I was just entering my teenage years when the sixties were coming to a close, and the constant refrain about how girls couldn’t do this or that irked me no end. There were no restrictions imposed on me, well, not just then. My older sisters, however, were often told how to dress up or dress down in a certain way. I am not sure if that had anything to do with their age, being fairer or better looking or just because they didn’t wear spectacles like I did. Neither of them was tomboyish like me, and every time an aunt would take me along while visiting someone, she would appear apologetic for my boisterous behaviour. Girls were supposed to exhibit a quiet demeanour and I was anything but that.
I was often ridiculed for wearing spectacles. The term ‘chashmish’ had just been coined, and if I remember it correctly, it was reserved only for girls. I found it rather funny because it rhymed with kishmish. Since I am dark skinned, relatives often joked about how my mother must have adopted me.
I must have been all of ten or younger perhaps, but I remember one particular middle-aged uncle, who would in all seriousness ask why I hadn’t been thrown in the Yamuna yet, each time he met me. Thankfully I didn’t let his misguided humour scar me for life but it did make me very sensitive about how we should bring up children and what to say to them or in their presence.
We Indians, especially women, grow up with so many discriminatory practices that are so pervasive that they seem to be part of normal behaviour. The prejudices often become part of our own psyche and conditioning and unless we educate ourselves and unlearn most of it, we can go through life feeling offended about everything that ought not to irk us and not be touched by what we should ideally find offensive.
Now when I look back, I think most of the remarks I heard as a child had a lot to do with me being the fifth grand-daughter in my father’s large family of seven brothers and two sisters and the sixth in my not such a large maternal family. I remember my mother telling me that the midwife was denied her fee after I was born. Yet another daughter.
Well, I was surely not the last grand-daughter on my paternal side. But this was much before the ultrasound was invented and we started choosing sex-selective abortions to outdo nature.
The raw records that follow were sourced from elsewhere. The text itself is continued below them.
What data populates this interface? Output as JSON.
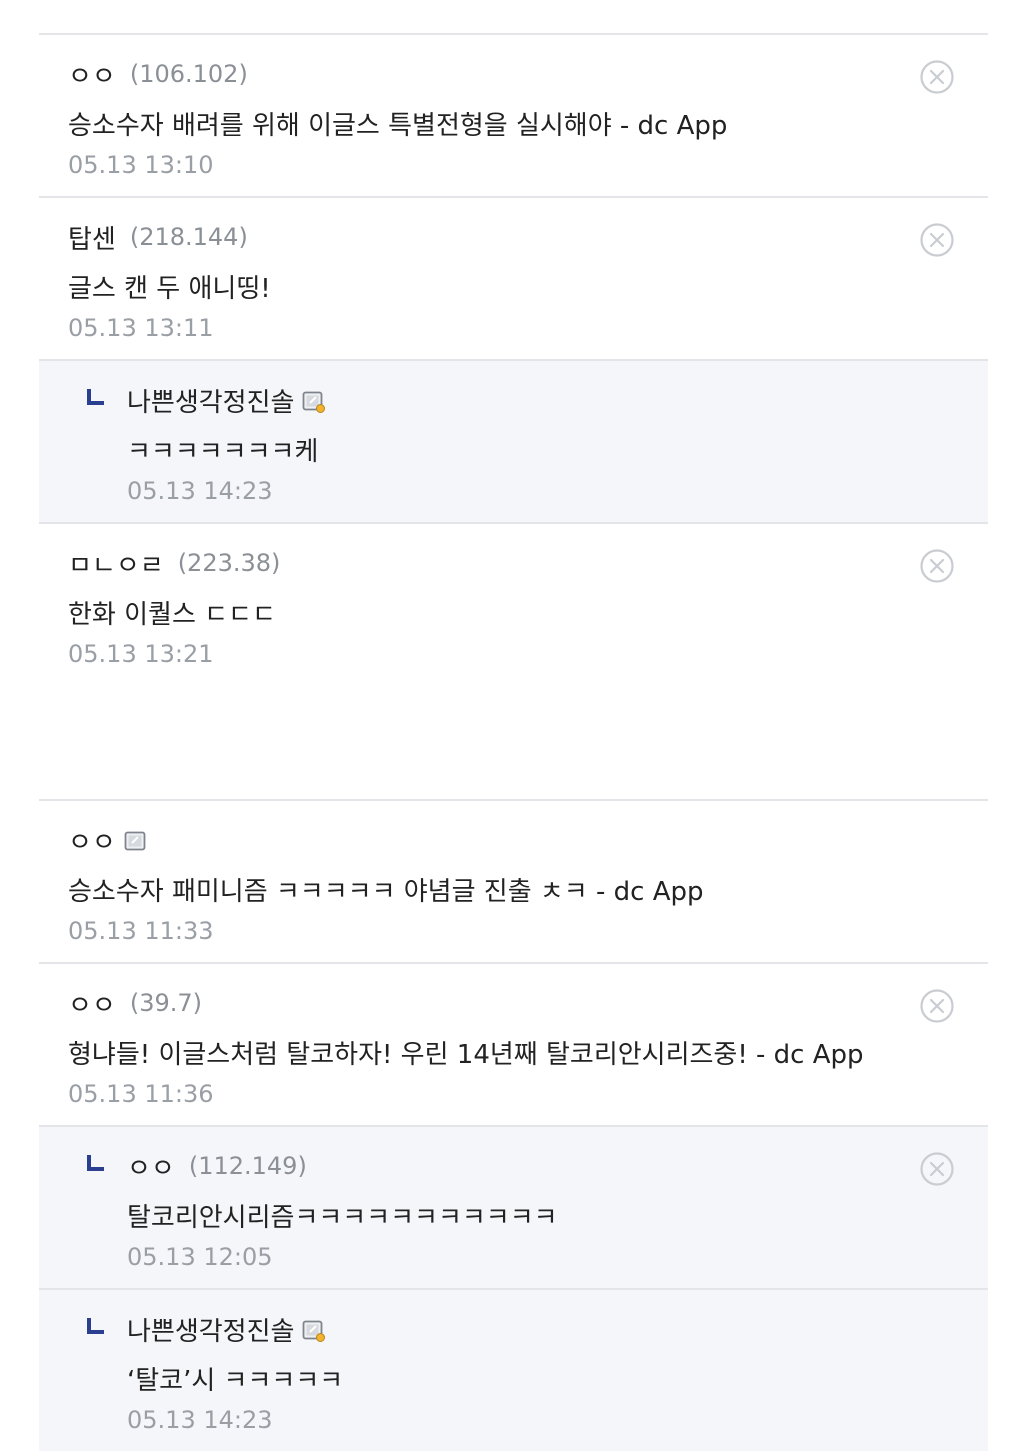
{
  "comments_top": [
    {
      "nick": "ㅇㅇ",
      "ip": "(106.102)",
      "text": "승소수자 배려를 위해 이글스 특별전형을 실시해야 - dc App",
      "date": "05.13 13:10"
    },
    {
      "nick": "탑센",
      "ip": "(218.144)",
      "text": "글스 캔 두 애니띵!",
      "date": "05.13 13:11"
    },
    {
      "nick": "나쁜생각정진솔",
      "text": "ㅋㅋㅋㅋㅋㅋㅋ케",
      "date": "05.13 14:23"
    },
    {
      "nick": "ㅁㄴㅇㄹ",
      "ip": "(223.38)",
      "text": "한화 이퀄스 ㄷㄷㄷ",
      "date": "05.13 13:21"
    }
  ],
  "comments_bottom": [
    {
      "nick": "ㅇㅇ",
      "text": "승소수자 패미니즘 ㅋㅋㅋㅋㅋ 야념글 진출 ㅊㅋ - dc App",
      "date": "05.13 11:33"
    },
    {
      "nick": "ㅇㅇ",
      "ip": "(39.7)",
      "text": "형냐들! 이글스처럼 탈코하자! 우린 14년째 탈코리안시리즈중! - dc App",
      "date": "05.13 11:36"
    },
    {
      "nick": "ㅇㅇ",
      "ip": "(112.149)",
      "text": "탈코리안시리즘ㅋㅋㅋㅋㅋㅋㅋㅋㅋㅋㅋ",
      "date": "05.13 12:05"
    },
    {
      "nick": "나쁜생각정진솔",
      "text": "‘탈코’시 ㅋㅋㅋㅋㅋ",
      "date": "05.13 14:23"
    }
  ],
  "icons": {
    "delete": "circle-x-icon",
    "reply": "reply-arrow-icon",
    "fixed_nick": "fixed-nick-badge-icon",
    "reply_color": "#2a3f8f",
    "delete_color": "#c9ccd1"
  }
}
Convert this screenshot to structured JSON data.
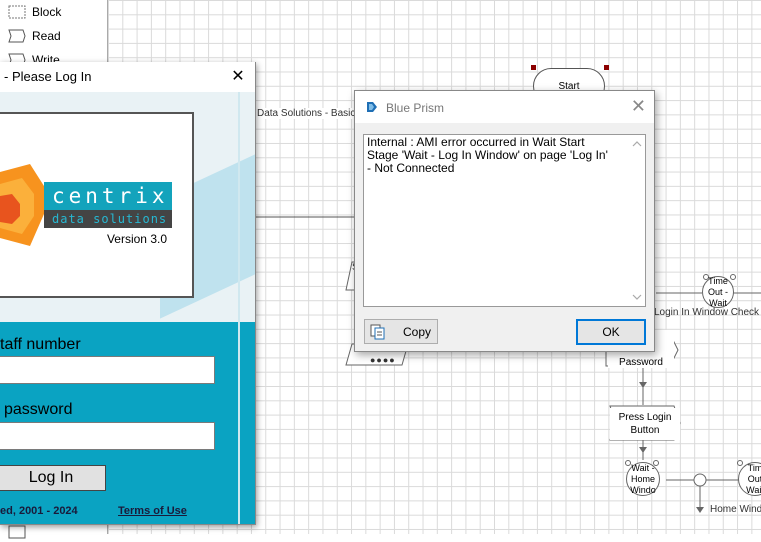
{
  "toolbox": {
    "items": [
      {
        "label": "Block",
        "icon": "block-icon"
      },
      {
        "label": "Read",
        "icon": "read-icon"
      },
      {
        "label": "Write",
        "icon": "write-icon"
      }
    ]
  },
  "canvas": {
    "start_label": "Start",
    "page_note": "Data Solutions - Basic A",
    "stage_partial_s": "S",
    "stage_dots": "●●●●",
    "timeout_wait_1": "Time Out - Wait",
    "login_check_label": "Login In Window Check",
    "staff_password_stage": "aff\nand\nPassword",
    "press_login": "Press Login\nButton",
    "wait_home": "Wait -\nHome\nWindo",
    "timeout_wait_2": "Tim\nOut\nWait",
    "home_window_label": "Home Windo"
  },
  "login_window": {
    "title": "- Please Log In",
    "brand_name": "centrix",
    "brand_sub": "data solutions",
    "version": "Version 3.0",
    "staff_label": "taff number",
    "staff_value": "",
    "password_label": "password",
    "password_value": "",
    "login_button": "Log In",
    "copyright": "ed, 2001 - 2024",
    "terms_link": "Terms of Use"
  },
  "dialog": {
    "title": "Blue Prism",
    "message": "Internal : AMI error occurred in Wait Start\nStage 'Wait - Log In Window' on page 'Log In'\n- Not Connected",
    "copy_button": "Copy",
    "ok_button": "OK"
  },
  "colors": {
    "accent_teal": "#0aa3c2",
    "dialog_focus": "#0078d7",
    "brand_orange": "#f7931e"
  }
}
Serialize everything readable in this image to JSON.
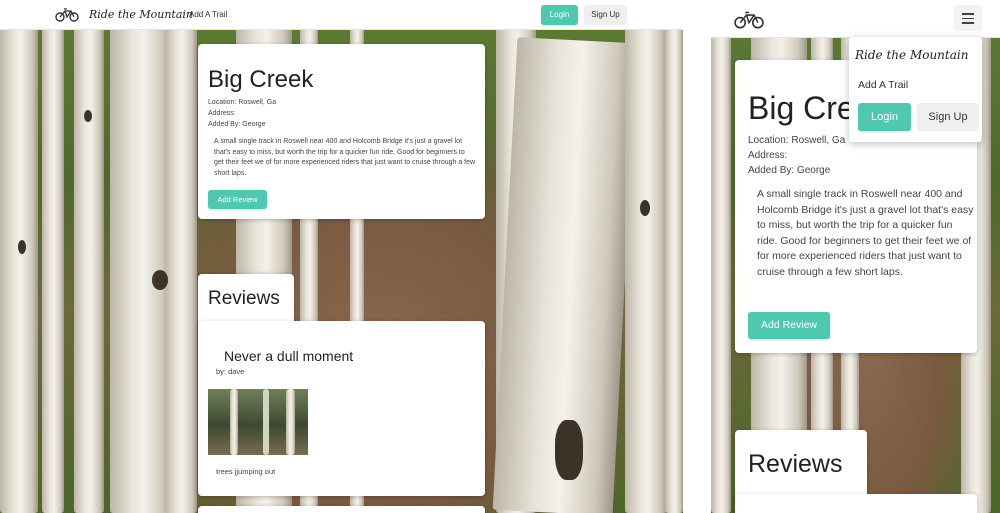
{
  "brand": "Ride the Mountain",
  "nav": {
    "add_trail": "Add A Trail",
    "login": "Login",
    "signup": "Sign Up"
  },
  "trail": {
    "name": "Big Creek",
    "location": "Location: Roswell, Ga",
    "address": "Address:",
    "added_by": "Added By: George",
    "description": "A small single track in Roswell near 400 and Holcomb Bridge it's just a gravel lot that's easy to miss, but worth the trip for a quicker fun ride. Good for beginners to get their feet we of for more experienced riders that just want to cruise through a few short laps.",
    "add_review": "Add Review"
  },
  "reviews": {
    "heading": "Reviews",
    "items": [
      {
        "title": "Never a dull moment",
        "author": "by: dave",
        "caption": "trees jjumping out"
      }
    ]
  },
  "icons": {
    "logo": "bicycle-icon",
    "menu": "hamburger-menu-icon"
  },
  "colors": {
    "accent": "#4ec9b0",
    "secondary_button": "#efefef"
  }
}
Thirty years later, long after I was married with two children, I do remember a seemingly modern family with two daughters having undergone an ultrasound to determine the gender of the foetus when they discovered that the woman was pregnant again. I cringe to think what they would have done had it not been a boy.
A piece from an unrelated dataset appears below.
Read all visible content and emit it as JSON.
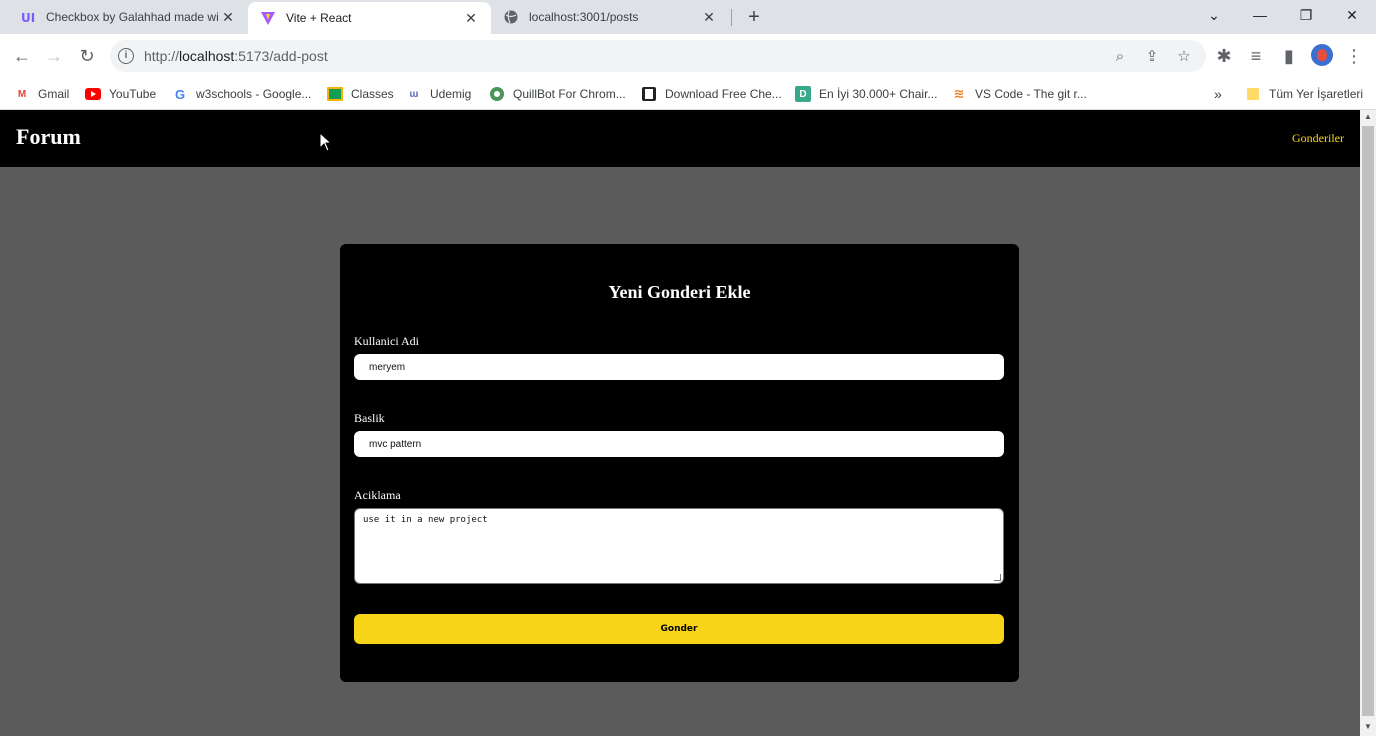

Discrimination against girls in middle-class households hadn’t yet reached its nether when I was born. Even though most girls were treated as second-class citizens, I never actually felt discriminated against. The youngest of five siblings, I was the apple of my mother’s eye and everyone in the extended family doted over me equally, with a couple of exceptions like the Uncle with his cruel comments. While one aunt was the Principal at a government school, my mother would go for music classes in the afternoon and used to play the harmonium and I don’t think anyone in the joint family questioned her.
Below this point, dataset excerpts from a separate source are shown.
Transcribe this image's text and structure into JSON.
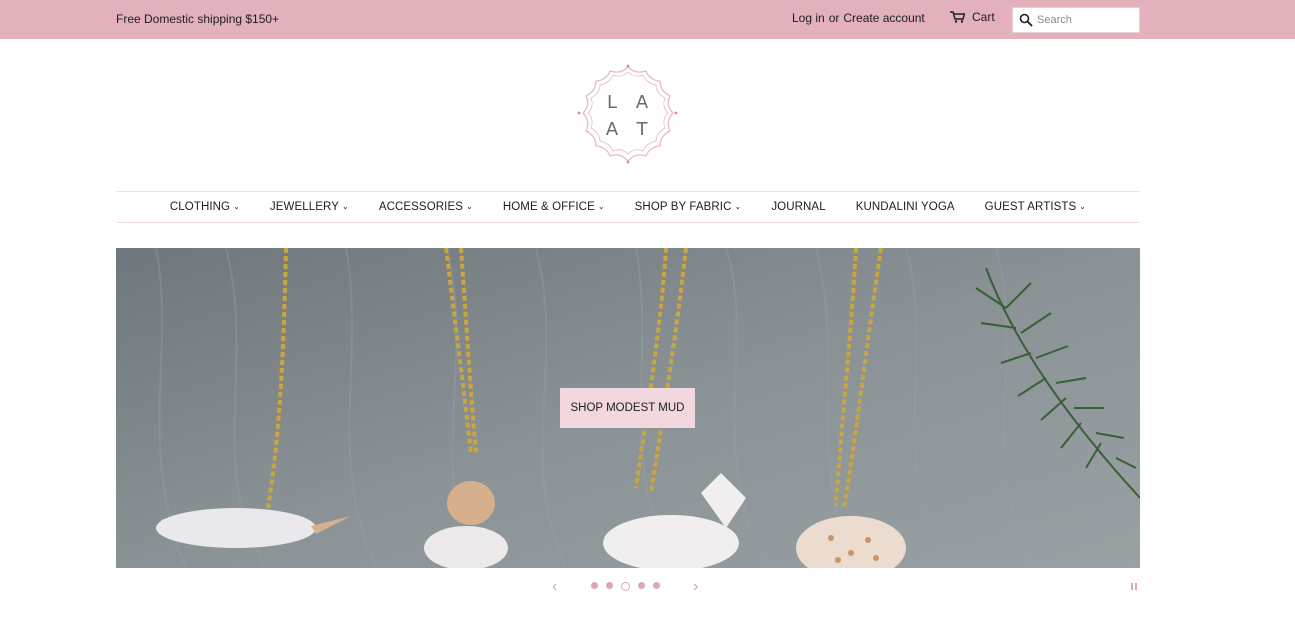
{
  "topbar": {
    "shipping_text": "Free Domestic shipping $150+",
    "login_label": "Log in",
    "or_text": "or",
    "create_account_label": "Create account",
    "cart_label": "Cart",
    "search_placeholder": "Search",
    "background_color": "#e2b1bc"
  },
  "logo": {
    "letters": [
      "L",
      "A",
      "A",
      "T"
    ]
  },
  "nav": {
    "items": [
      {
        "label": "CLOTHING",
        "dropdown": true
      },
      {
        "label": "JEWELLERY",
        "dropdown": true
      },
      {
        "label": "ACCESSORIES",
        "dropdown": true
      },
      {
        "label": "HOME & OFFICE",
        "dropdown": true
      },
      {
        "label": "SHOP BY FABRIC",
        "dropdown": true
      },
      {
        "label": "JOURNAL",
        "dropdown": false
      },
      {
        "label": "KUNDALINI YOGA",
        "dropdown": false
      },
      {
        "label": "GUEST ARTISTS",
        "dropdown": true
      }
    ],
    "chevron": "⌄"
  },
  "hero": {
    "button_label": "SHOP MODEST MUD"
  },
  "slideshow": {
    "prev_icon": "‹",
    "next_icon": "›",
    "slide_count": 5,
    "active_slide": 3
  }
}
It was fairly progressive for a married Punjabi woman to learn music in the sixties. Even though many women from different parts of the country had already made their foray into the film industry with or without their family’s support, not many from middle-class families had the courage to follow their heart and not be affected by the social disapproval.
Fifty years later, women are being killed for working to support their family in some parts, while others are being attacked for choosing their own life partner or just stepping out with one. And we have some political characters or should one call them jokers, who don’t think twice about making derogatory remarks against women in the performing arts. I can’t quite believe that we are really in the 21st Century.
Talking about mindsets, the newspaper is full of news about self-proclaimed moral police including Khap Panchayats telling young girls what to eat, wear or use including mobile phones. Even colleges and universities are trying to assert their patriarchal authority to suppress the common liberties of women.
This brings me back to how it was everybody else’s business to dictate how girls or women behaved, dressed or conducted themselves even when I was growing up. It is just the same today when I am about to enter my sixties. So, things haven’t really changed or have they?
Rajni Bhagat Arora trained as a journalist and teacher now works as a volunteer for a cancer support group.